| |
| |
| |
Vijf eeuwen Vlaams strafrecht
Bij een Studie door de heer Dr Louis Th. MAES
DIKKE boeken lijken niet alleen voor de onderhoudingsliteratuur in de mode gekomen. Ik bladerde dezer dagen nog in de door de Kon. Vlaamse Academie voor wetenschappen, letteren en schone kunsten van België met goud bekroonde verhandeling, 674 grote blzz. behelzend, van mijn schoonzoon (Dr Theo LUYKX: Johanna van Constantinopel; gravin van Vlaanderen en Henegouwen. - Antwerpen-Utrecht, 1946); ik benuttigde zo pas nog de 604 dichtbedrukte pagina's omvattende dissertatie van Dr Herman UYTTERSPROT, mijn suppleant aan de rijksuniversiteit te Gent, over de duitse dichter Heinrich von Kleist en zijn werken, waarmee hij begin Januari 11. tot geaggregeerde voor het Hoger Onderwijs promoveerde (Uitgegeven in de ‘Werken van de Faculteit der wijsbegeerte en letteren’ bij de genoemde universiteit, 1947). Het boek dat de heer Dr Louis Th. Maes op onze werktafel laat leggen: ‘Vijf eeuwen stedelijk strafrecht’ (1947, ‘De Sikkel’, Antwerpen; Martinus Nijhoff, 's Gravenhage) mag op hetzelfde statig voorkomen wel bogen. Het bedraagt niet minder dan XXII plus 830, niet te compact, doch daarom des te leesbaarder gedrukte blz.

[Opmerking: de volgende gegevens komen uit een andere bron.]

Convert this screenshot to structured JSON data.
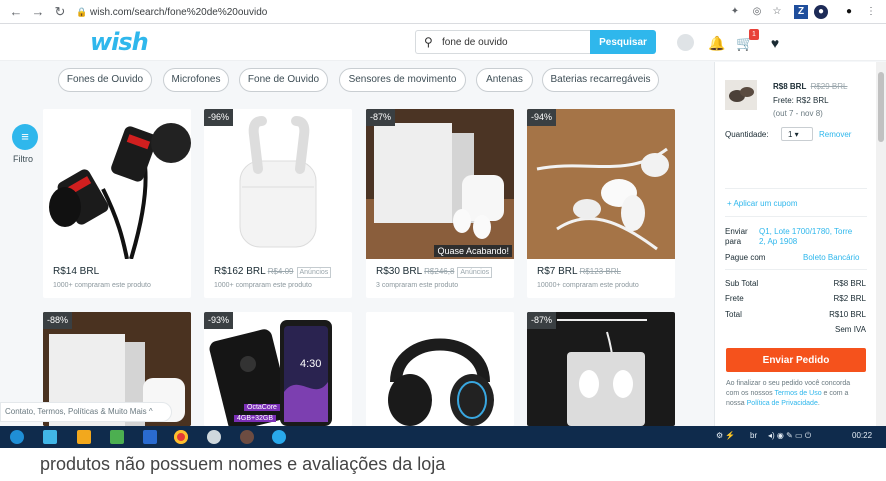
{
  "browser": {
    "url": "wish.com/search/fone%20de%20ouvido",
    "back_icon": "arrow-left-icon",
    "forward_icon": "arrow-right-icon",
    "reload_icon": "reload-icon"
  },
  "header": {
    "logo": "wish",
    "search_value": "fone de ouvido",
    "search_button": "Pesquisar",
    "cart_count": "1"
  },
  "chips": [
    "Fones de Ouvido",
    "Microfones",
    "Fone de Ouvido",
    "Sensores de movimento",
    "Antenas",
    "Baterias recarregáveis"
  ],
  "filter_label": "Filtro",
  "products": [
    {
      "discount": "",
      "price": "R$14 BRL",
      "old": "",
      "ads": "",
      "bought": "1000+ compraram este produto"
    },
    {
      "discount": "-96%",
      "price": "R$162 BRL",
      "old": "R$4.09",
      "ads": "Anúncios",
      "bought": "1000+ compraram este produto"
    },
    {
      "discount": "-87%",
      "price": "R$30 BRL",
      "old": "R$246,8",
      "ads": "Anúncios",
      "bought": "3 compraram este produto",
      "tag": "Quase Acabando!"
    },
    {
      "discount": "-94%",
      "price": "R$7 BRL",
      "old": "R$123 BRL",
      "ads": "",
      "bought": "10000+ compraram este produto"
    },
    {
      "discount": "-88%"
    },
    {
      "discount": "-93%",
      "badge1": "OctaCore",
      "badge2": "4GB+32GB",
      "phone_time": "4:30"
    },
    {
      "discount": ""
    },
    {
      "discount": "-87%"
    }
  ],
  "cart": {
    "price": "R$8 BRL",
    "old": "R$29 BRL",
    "shipping": "Frete: R$2 BRL",
    "delivery": "(out 7 - nov 8)",
    "qty_label": "Quantidade:",
    "qty": "1",
    "remove": "Remover",
    "coupon": "+ Aplicar um cupom",
    "ship_label1": "Enviar",
    "ship_label2": "para",
    "ship_addr1": "Q1, Lote 1700/1780, Torre",
    "ship_addr2": "2, Ap 1908",
    "pay_label": "Pague com",
    "pay_value": "Boleto Bancário",
    "subtotal_label": "Sub Total",
    "subtotal": "R$8 BRL",
    "frete_label": "Frete",
    "frete": "R$2 BRL",
    "total_label": "Total",
    "total": "R$10 BRL",
    "iva": "Sem IVA",
    "order_button": "Enviar Pedido",
    "terms1": "Ao finalizar o seu pedido você concorda",
    "terms2": "com os nossos",
    "terms_link1": "Termos de Uso",
    "terms3": "e com a",
    "terms4": "nossa",
    "terms_link2": "Política de Privacidade"
  },
  "footer_links": "Contato, Termos, Políticas & Muito Mais ^",
  "taskbar": {
    "lang": "br",
    "time": "00:22"
  },
  "caption": "produtos não possuem nomes e avaliações da loja"
}
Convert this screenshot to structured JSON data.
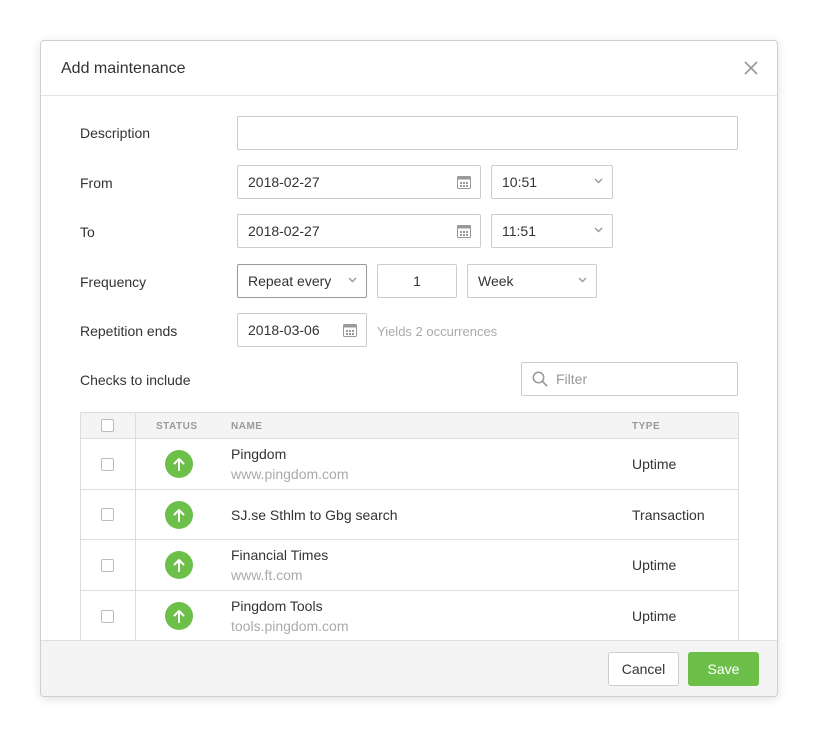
{
  "dialog": {
    "title": "Add maintenance"
  },
  "form": {
    "description": {
      "label": "Description",
      "value": ""
    },
    "from": {
      "label": "From",
      "date": "2018-02-27",
      "time": "10:51"
    },
    "to": {
      "label": "To",
      "date": "2018-02-27",
      "time": "11:51"
    },
    "frequency": {
      "label": "Frequency",
      "mode": "Repeat every",
      "count": "1",
      "unit": "Week"
    },
    "repetition_ends": {
      "label": "Repetition ends",
      "date": "2018-03-06",
      "hint": "Yields 2 occurrences"
    },
    "checks": {
      "label": "Checks to include",
      "filter_placeholder": "Filter"
    }
  },
  "table": {
    "columns": [
      "STATUS",
      "NAME",
      "TYPE"
    ],
    "rows": [
      {
        "name": "Pingdom",
        "url": "www.pingdom.com",
        "type": "Uptime",
        "status": "up"
      },
      {
        "name": "SJ.se Sthlm to Gbg search",
        "url": "",
        "type": "Transaction",
        "status": "up"
      },
      {
        "name": "Financial Times",
        "url": "www.ft.com",
        "type": "Uptime",
        "status": "up"
      },
      {
        "name": "Pingdom Tools",
        "url": "tools.pingdom.com",
        "type": "Uptime",
        "status": "up"
      }
    ]
  },
  "footer": {
    "cancel_label": "Cancel",
    "save_label": "Save"
  },
  "colors": {
    "accent": "#6cc04a",
    "border": "#cccccc",
    "muted_text": "#aaaaaa"
  },
  "icons": [
    "close-icon",
    "calendar-icon",
    "chevron-down-icon",
    "search-icon",
    "arrow-up-icon"
  ]
}
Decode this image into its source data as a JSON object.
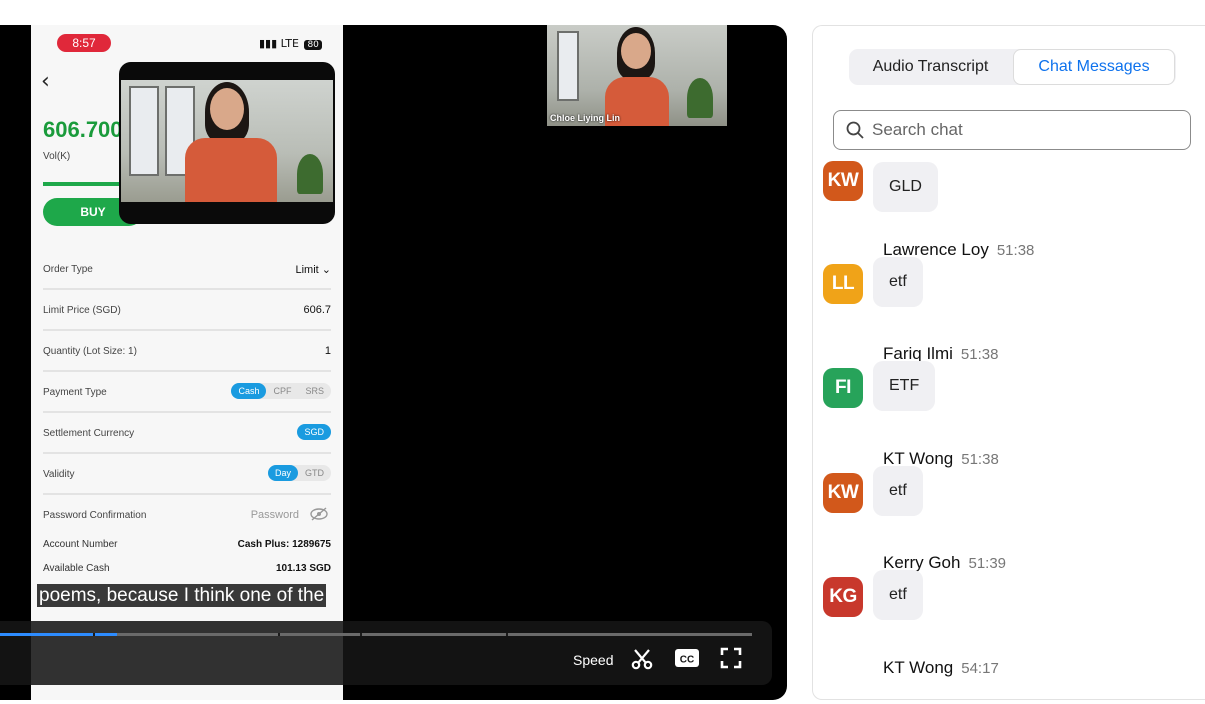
{
  "phone": {
    "time": "8:57",
    "network": "LTE",
    "battery": "80",
    "price": "606.700",
    "vol_label": "Vol(K)",
    "buy_label": "BUY",
    "form": {
      "order_type_label": "Order Type",
      "order_type_value": "Limit",
      "limit_price_label": "Limit Price (SGD)",
      "limit_price_value": "606.7",
      "quantity_label": "Quantity (Lot Size: 1)",
      "quantity_value": "1",
      "payment_type_label": "Payment Type",
      "payment_options": [
        "Cash",
        "CPF",
        "SRS"
      ],
      "settlement_label": "Settlement Currency",
      "settlement_value": "SGD",
      "validity_label": "Validity",
      "validity_options": [
        "Day",
        "GTD"
      ],
      "password_label": "Password Confirmation",
      "password_placeholder": "Password"
    },
    "account": {
      "number_label": "Account Number",
      "number_value": "Cash Plus: 1289675",
      "cash_label": "Available Cash",
      "cash_value": "101.13 SGD"
    }
  },
  "video": {
    "remote_participant": "Chloe Liying Lin",
    "caption": "poems, because I think one of the",
    "progress_fraction": 0.155,
    "speed_label": "Speed",
    "accent_color": "#2d8cff"
  },
  "chat_panel": {
    "tabs": [
      "Audio Transcript",
      "Chat Messages"
    ],
    "active_tab": "Chat Messages",
    "search_placeholder": "Search chat",
    "messages": [
      {
        "initials": "KW",
        "sender": "",
        "time": "",
        "text": "GLD",
        "color": "#d2581b"
      },
      {
        "initials": "LL",
        "sender": "Lawrence Loy",
        "time": "51:38",
        "text": "etf",
        "color": "#f0a318"
      },
      {
        "initials": "FI",
        "sender": "Fariq Ilmi",
        "time": "51:38",
        "text": "ETF",
        "color": "#27a35a"
      },
      {
        "initials": "KW",
        "sender": "KT Wong",
        "time": "51:38",
        "text": "etf",
        "color": "#d2581b"
      },
      {
        "initials": "KG",
        "sender": "Kerry Goh",
        "time": "51:39",
        "text": "etf",
        "color": "#c8382c"
      },
      {
        "initials": "",
        "sender": "KT Wong",
        "time": "54:17",
        "text": "",
        "color": "#d2581b"
      }
    ]
  }
}
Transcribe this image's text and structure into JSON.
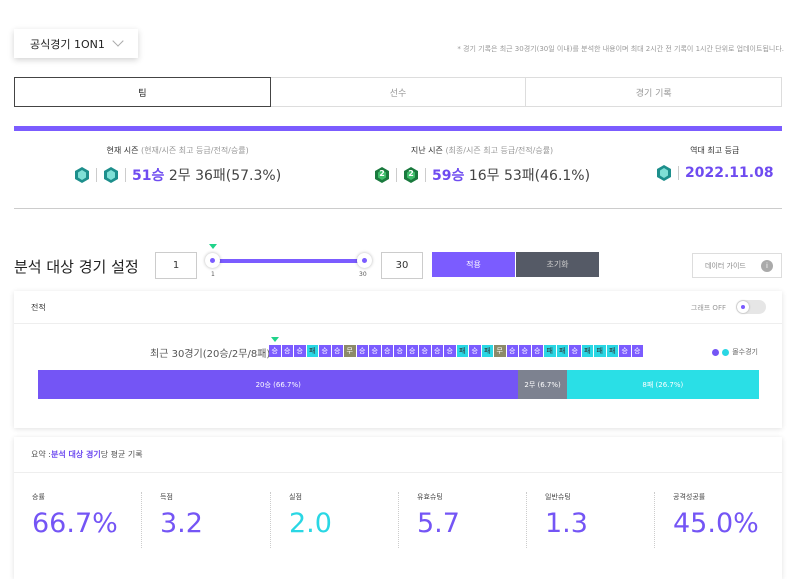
{
  "mode_select": {
    "value": "공식경기 1ON1"
  },
  "notice": "* 경기 기록은 최근 30경기(30일 이내)를 분석한 내용이며 최대 2시간 전 기록이 1시간 단위로 업데이트됩니다.",
  "tabs": [
    {
      "label": "팀",
      "active": true
    },
    {
      "label": "선수",
      "active": false
    },
    {
      "label": "경기 기록",
      "active": false
    }
  ],
  "seasons": {
    "current": {
      "label": "현재 시즌",
      "sub": "(현재/시즌 최고 등급/전적/승률)",
      "wins": "51승",
      "rest": "2무 36패(57.3%)"
    },
    "previous": {
      "label": "지난 시즌",
      "sub": "(최종/시즌 최고 등급/전적/승률)",
      "wins": "59승",
      "rest": "16무 53패(46.1%)",
      "gem_number": "2"
    },
    "best": {
      "label": "역대 최고 등급",
      "date": "2022.11.08"
    }
  },
  "analysis": {
    "title": "분석 대상 경기 설정",
    "min_value": "1",
    "max_value": "30",
    "slider_min_label": "1",
    "slider_max_label": "30",
    "apply_label": "적용",
    "reset_label": "초기화",
    "guide_label": "데이터 가이드",
    "guide_info": "i"
  },
  "record": {
    "title": "전적",
    "graph_toggle_label": "그래프 OFF",
    "recent_label": "최근 30경기(20승/2무/8패) :",
    "results": [
      "승",
      "승",
      "승",
      "패",
      "승",
      "승",
      "무",
      "승",
      "승",
      "승",
      "승",
      "승",
      "승",
      "승",
      "승",
      "패",
      "승",
      "패",
      "무",
      "승",
      "승",
      "승",
      "패",
      "패",
      "승",
      "패",
      "패",
      "패",
      "승",
      "승"
    ],
    "legend_label": "몰수경기",
    "bar": {
      "win_label": "20승 (66.7%)",
      "win_pct": 66.7,
      "draw_label": "2무 (6.7%)",
      "draw_pct": 6.7,
      "loss_label": "8패 (26.7%)",
      "loss_pct": 26.7
    }
  },
  "summary": {
    "prefix": "요약 : ",
    "highlight": "분석 대상 경기",
    "suffix": "당 평균 기록",
    "stats": [
      {
        "label": "승률",
        "value": "66.7%"
      },
      {
        "label": "득점",
        "value": "3.2"
      },
      {
        "label": "실점",
        "value": "2.0"
      },
      {
        "label": "유효슈팅",
        "value": "5.7"
      },
      {
        "label": "일반슈팅",
        "value": "1.3"
      },
      {
        "label": "공격성공률",
        "value": "45.0%"
      }
    ]
  },
  "colors": {
    "accent": "#7b5cff",
    "teal": "#2ad7e4",
    "draw": "#7d8290"
  }
}
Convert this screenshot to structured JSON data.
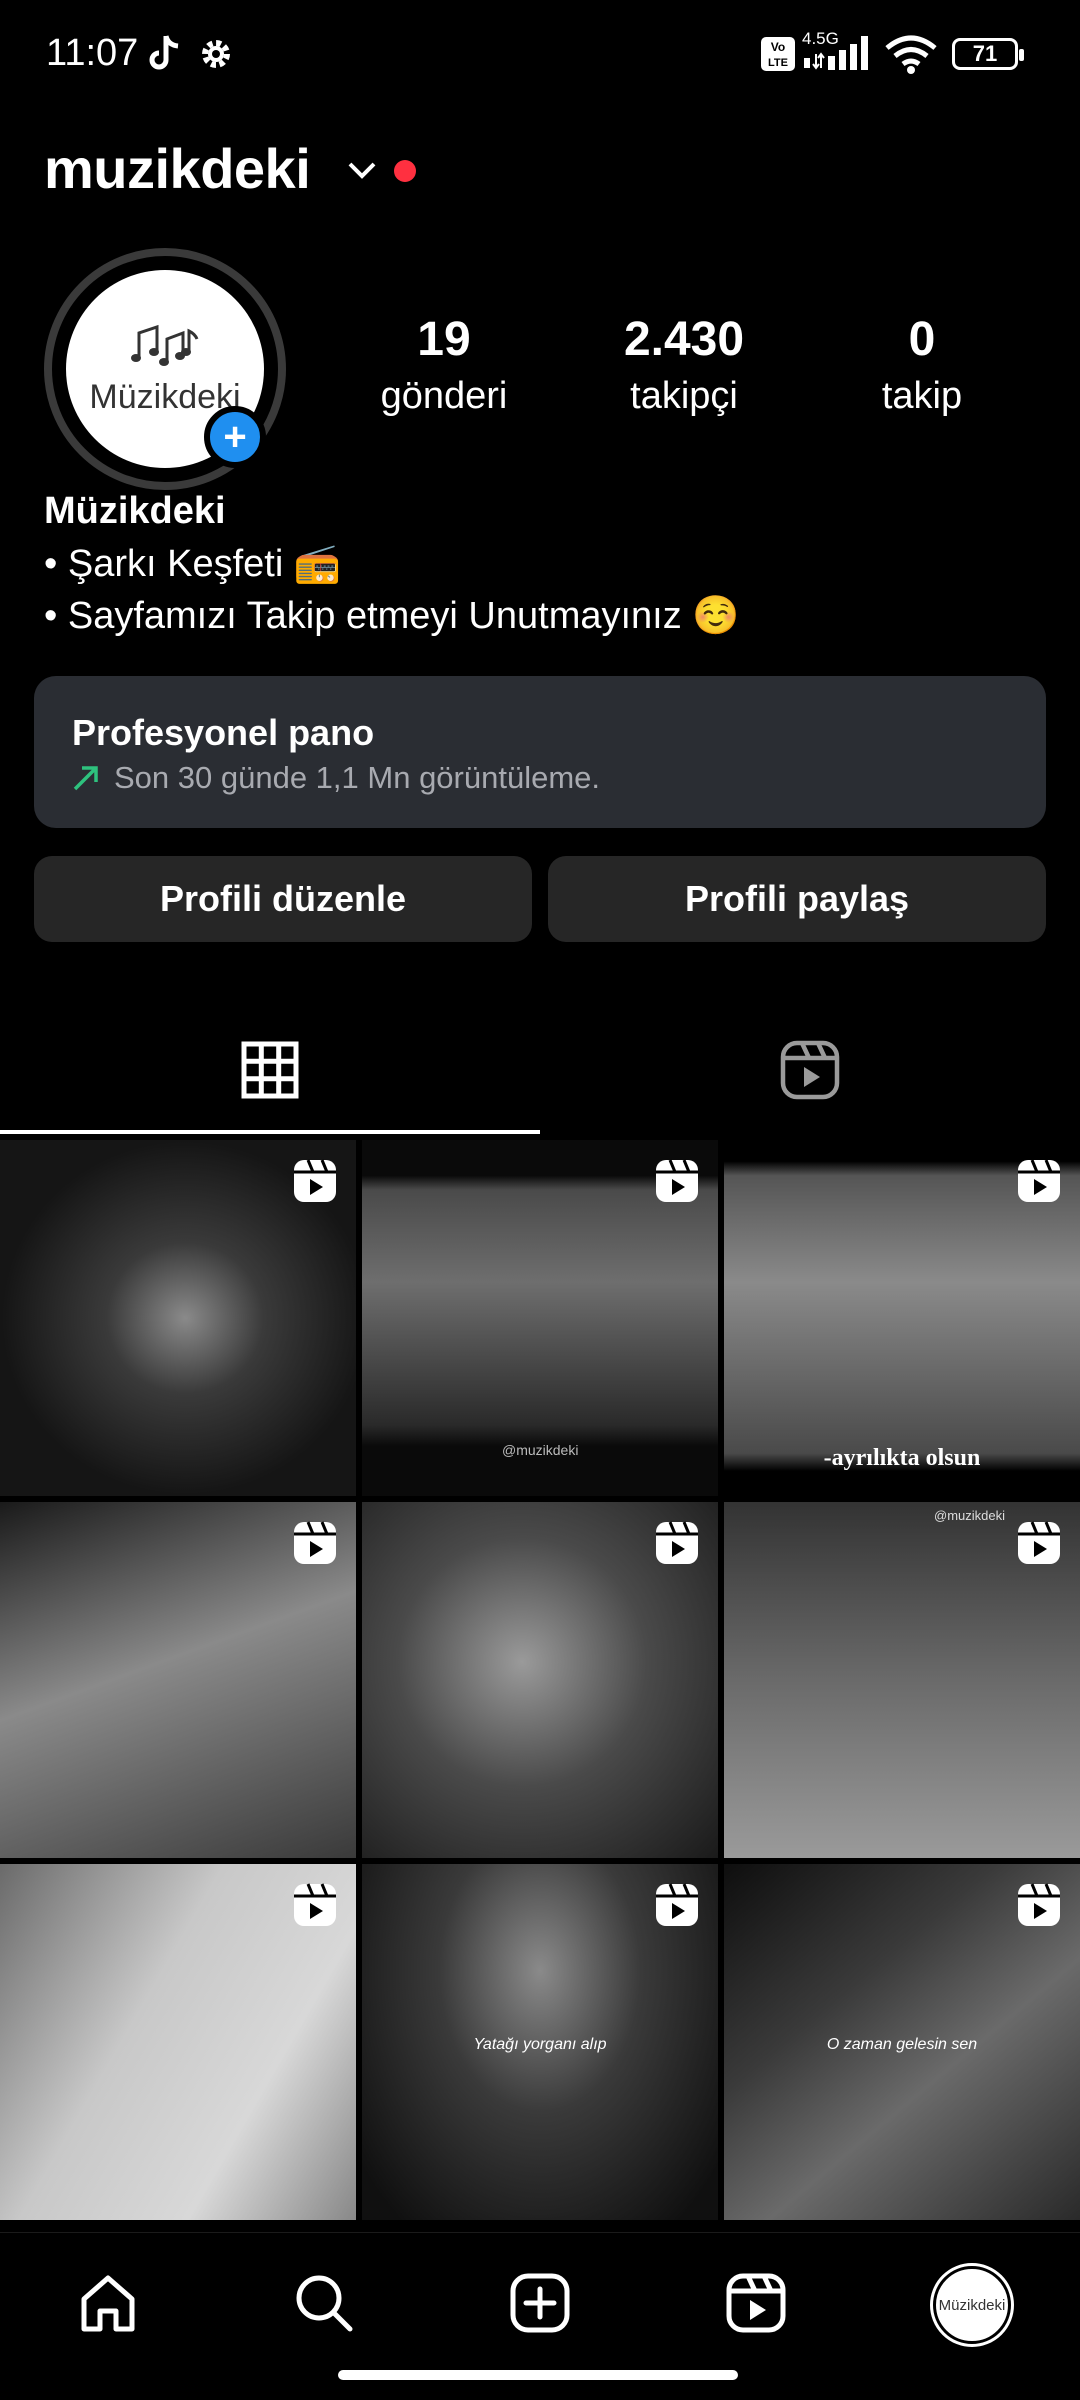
{
  "status_bar": {
    "time": "11:07",
    "network": "4.5G",
    "battery": "71",
    "icons": [
      "tiktok-icon",
      "settings-icon",
      "volte-icon",
      "signal-icon",
      "wifi-icon",
      "battery-icon"
    ]
  },
  "header": {
    "username": "muzikdeki",
    "has_notification_dot": true
  },
  "profile": {
    "avatar_text": "Müzikdeki",
    "stats": [
      {
        "value": "19",
        "label": "gönderi"
      },
      {
        "value": "2.430",
        "label": "takipçi"
      },
      {
        "value": "0",
        "label": "takip"
      }
    ],
    "display_name": "Müzikdeki",
    "bio_lines": [
      "• Şarkı Keşfeti 📻",
      "• Sayfamızı Takip etmeyi Unutmayınız ☺️"
    ]
  },
  "dashboard": {
    "title": "Profesyonel pano",
    "subtitle": "Son 30 günde 1,1 Mn görüntüleme."
  },
  "buttons": {
    "edit": "Profili düzenle",
    "share": "Profili paylaş"
  },
  "tabs": [
    {
      "name": "grid",
      "icon": "grid-icon",
      "active": true
    },
    {
      "name": "reels",
      "icon": "reels-icon",
      "active": false
    }
  ],
  "posts": [
    {
      "type": "reel",
      "caption": ""
    },
    {
      "type": "reel",
      "caption": "@muzikdeki"
    },
    {
      "type": "reel",
      "caption": "-ayrılıkta olsun"
    },
    {
      "type": "reel",
      "caption": ""
    },
    {
      "type": "reel",
      "caption": ""
    },
    {
      "type": "reel",
      "caption": "@muzikdeki"
    },
    {
      "type": "reel",
      "caption": ""
    },
    {
      "type": "reel",
      "caption": "Yatağı yorganı alıp"
    },
    {
      "type": "reel",
      "caption": "O zaman gelesin sen"
    }
  ],
  "bottom_nav": {
    "avatar_text": "Müzikdeki",
    "items": [
      "home-icon",
      "search-icon",
      "create-icon",
      "reels-icon",
      "profile-avatar"
    ]
  },
  "colors": {
    "background": "#000000",
    "card": "#2a2d33",
    "button": "#262626",
    "accent_blue": "#1f8ff0",
    "notification_red": "#ff3040",
    "trend_green": "#2ec27e"
  }
}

Gelijk we het van altijd gewend zijn, kunnen wij de uitgeverij ‘De Sikkel’ andermaal loven om de verzorging naar 't uiterlijke van dit boekwerk, ofschoon toch een opvallend aantal lettertekens ontsierend boven hun regel staan te huppelen en alhoewel nog niet alle drukfeilen werden weggewied, ook niet uit voetnota's en aanhalingen uit vroegereeuwse teksten - waarin ze natuurlijk bizonder kunnen storen - en al moet men vaststellen dat een nota soms van plaats, zelfs al eens van bladzijde is versprongen.
Veertien goedgekozen en wel uitgevoerde afbeeldingen verluchten deze lange verhandeling. Zij is tevens voorzien van al 't nodige om haar bruikbaarheid voor lezer en belangstellende op peil te houden. Wanneer wij van achteren naar voor bladeren, krijgen wij: 1) van blz. 801 tot het einde een omstandig ‘register’, nl. van de te pas gebrachte zaak- en eigennamen; - 2) van blz. 769-800 de opgave van 's schrijvers ‘bronnen’ - gedrukte en handschriftelijke -, van de aansluitende ‘hulpmiddelen’ en de ‘literatuur’ van oudere en moderne auteurs; - 3) van blz. 497-766 niet minder dan twaalf bijlagen. Aan dit alles dus gaan 495 blz. eigen opstel vooraf, het echte corpus der lijvige studie.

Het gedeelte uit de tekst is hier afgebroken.